A few hundred, but I lost them in a boating accident.
I have about 300 vinyl and about 150 CD’s from Argent to ZZ Top.
About 40. Most of mine met their end one teenage winter when I discovered how spectacularly awesome it was to wing an album over an open field covered in snow. Those suckers would skip across the ground forever. Or you could make a snowman and chop him to pieces all ninja-style by throwing albums at him.
Only my most precious records survived that winter.
As an aside, teenagers are fucking morons.
If any post requires elaboration it is this one.
mmm
About 150 LPs plus 100 or so 45s and a few dozen 78s.
Dumb joke. It sounded better when I posted it.
Three or four hundred – alphabetized, of course, but most in poorly cleaned condition and played frequently on my crummy cartridge and stylus. I still find good stuff in used shops – one of my most recent finds was a Fathead Newman album called “The Weapon” with Mac Rebennack on piano – nice playing, and I’m still copping some licks from that one.
Oddly enough, I don’t mind keeping the “vinyl” around (yeah, so, I’m not an oldster!), but I’d much rather digitize all of my CDs and get rid of them – even after getting rid of all the jewel cases and putting them in sleeves, they still annoy me somehow. I enjoy spinning records, though – even with a crummy cartridge and not being able to easily slow things down for transcribing to staff paper, they’re good to have around, I think.
Oh, and a bunch of 78s from older family members that I can’t play due to lack of technology. Quick question: I should really get a mono cartridge and stylus to play those, right? Maybe easier to get a cheap tonearm with a mono stylus mounted and swap it out to make things easier, right? Assuming I had a deck that could play 78 rpm. At any rate, I already have most of that stuff on CD, so I’ll just pretend I’m grateful for the family member who thought I would enjoy having those sides. Maybe a dead grandparent’s eartrumpet and a sewing needle would be just as good.

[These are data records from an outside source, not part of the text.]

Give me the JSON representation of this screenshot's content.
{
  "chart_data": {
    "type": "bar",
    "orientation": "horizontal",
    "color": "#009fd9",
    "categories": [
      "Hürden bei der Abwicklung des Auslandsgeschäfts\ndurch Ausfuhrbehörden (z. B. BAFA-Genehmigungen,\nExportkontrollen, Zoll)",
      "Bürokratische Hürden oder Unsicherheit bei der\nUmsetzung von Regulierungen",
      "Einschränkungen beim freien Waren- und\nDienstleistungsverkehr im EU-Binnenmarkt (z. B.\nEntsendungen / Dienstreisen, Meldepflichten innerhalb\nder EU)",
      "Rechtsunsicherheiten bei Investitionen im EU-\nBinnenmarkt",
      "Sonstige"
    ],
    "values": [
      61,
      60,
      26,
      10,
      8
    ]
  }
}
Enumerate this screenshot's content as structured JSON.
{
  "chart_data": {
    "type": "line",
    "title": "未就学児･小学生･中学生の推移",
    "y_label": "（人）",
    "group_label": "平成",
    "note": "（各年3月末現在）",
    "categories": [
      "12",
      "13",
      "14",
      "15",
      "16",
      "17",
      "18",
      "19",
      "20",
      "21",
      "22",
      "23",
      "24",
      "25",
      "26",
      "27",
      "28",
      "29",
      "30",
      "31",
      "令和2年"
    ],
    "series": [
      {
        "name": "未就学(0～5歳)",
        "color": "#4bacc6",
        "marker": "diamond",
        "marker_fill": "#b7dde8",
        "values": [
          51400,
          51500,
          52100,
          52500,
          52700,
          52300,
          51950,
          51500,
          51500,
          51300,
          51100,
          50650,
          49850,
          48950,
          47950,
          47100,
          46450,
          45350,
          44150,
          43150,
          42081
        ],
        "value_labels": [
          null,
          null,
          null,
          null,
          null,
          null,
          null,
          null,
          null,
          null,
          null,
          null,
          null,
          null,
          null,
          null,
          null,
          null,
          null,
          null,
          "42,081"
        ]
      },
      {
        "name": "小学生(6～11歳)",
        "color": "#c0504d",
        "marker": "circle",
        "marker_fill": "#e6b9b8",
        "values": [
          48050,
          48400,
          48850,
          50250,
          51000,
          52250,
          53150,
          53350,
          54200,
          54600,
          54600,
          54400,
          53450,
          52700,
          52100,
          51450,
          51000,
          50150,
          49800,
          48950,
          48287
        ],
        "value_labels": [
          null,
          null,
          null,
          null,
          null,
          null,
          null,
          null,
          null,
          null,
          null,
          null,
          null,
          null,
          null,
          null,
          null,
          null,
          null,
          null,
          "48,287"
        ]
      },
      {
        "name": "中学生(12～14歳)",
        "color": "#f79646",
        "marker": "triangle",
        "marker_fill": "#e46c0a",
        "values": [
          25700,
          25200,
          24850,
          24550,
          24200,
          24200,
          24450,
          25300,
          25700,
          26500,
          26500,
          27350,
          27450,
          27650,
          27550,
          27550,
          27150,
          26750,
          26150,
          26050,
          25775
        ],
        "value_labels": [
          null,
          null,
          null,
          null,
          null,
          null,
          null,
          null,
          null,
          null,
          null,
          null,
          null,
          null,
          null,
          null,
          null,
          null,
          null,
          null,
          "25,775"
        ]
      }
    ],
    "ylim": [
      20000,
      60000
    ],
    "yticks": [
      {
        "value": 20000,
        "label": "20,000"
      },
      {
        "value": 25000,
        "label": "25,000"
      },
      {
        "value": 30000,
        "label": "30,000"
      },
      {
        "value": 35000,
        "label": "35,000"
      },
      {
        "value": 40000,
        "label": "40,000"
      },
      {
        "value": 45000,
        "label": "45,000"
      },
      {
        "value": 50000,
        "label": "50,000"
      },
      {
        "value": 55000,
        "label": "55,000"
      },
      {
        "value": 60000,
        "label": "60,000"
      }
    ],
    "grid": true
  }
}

Pre CDs I had 4 or 500 but any of those that remain are still in the former marital home.
About 40 or 50. I started buying music when vinyl had been obsolete for quite a while so all the records I own are inherited from my mother and aunt or are vinyl editions of current albums that I bought for one reason or another (usually because the packaging was elaborate or a picture disc or something). I have a case of old cassettes my aunt gave me that are like a time capsule of pop music in the late eighties and early nineties.
I also own 1800+ CDs, which I consider my “proper” music collection. The things I own on other formats are usually curiosities or collectibles as described above.
How funny. I’ve just discovered ‘Dr. John’s Gumbo’ and have been wearing it out.
mmm
“Gumbo” can’t be beat – I used to EQ to isolate the piano tracks and learn them, but I never had a vinyl copy. Used to be a great many of his earlier “rock and roll” (if that’s why they were) could only be had on vinyl, though, or very expensive imports. Stuff like “Sun, Moon, and Herbs,” and “Desitively Bonnaroo” IIRC. He had so many sideman dates on other artists’ records that I can’t help but think were never released on CD. Surprising for such a major rock musician it’s taken so long for some classics to come out on CD.
The jazz organist Don Patterson, under his name or with Sonny Stitt as leader is one reason I’d never get rid of the best vinyl from my small supply of vinyl – so many great jazz sides, even as late as the 1960s or 1970s, just have never seen light of day, even from major players.
Hey, if I’m going to kill a thread, as I suspect I might, might as well go out with a lengthier post, right?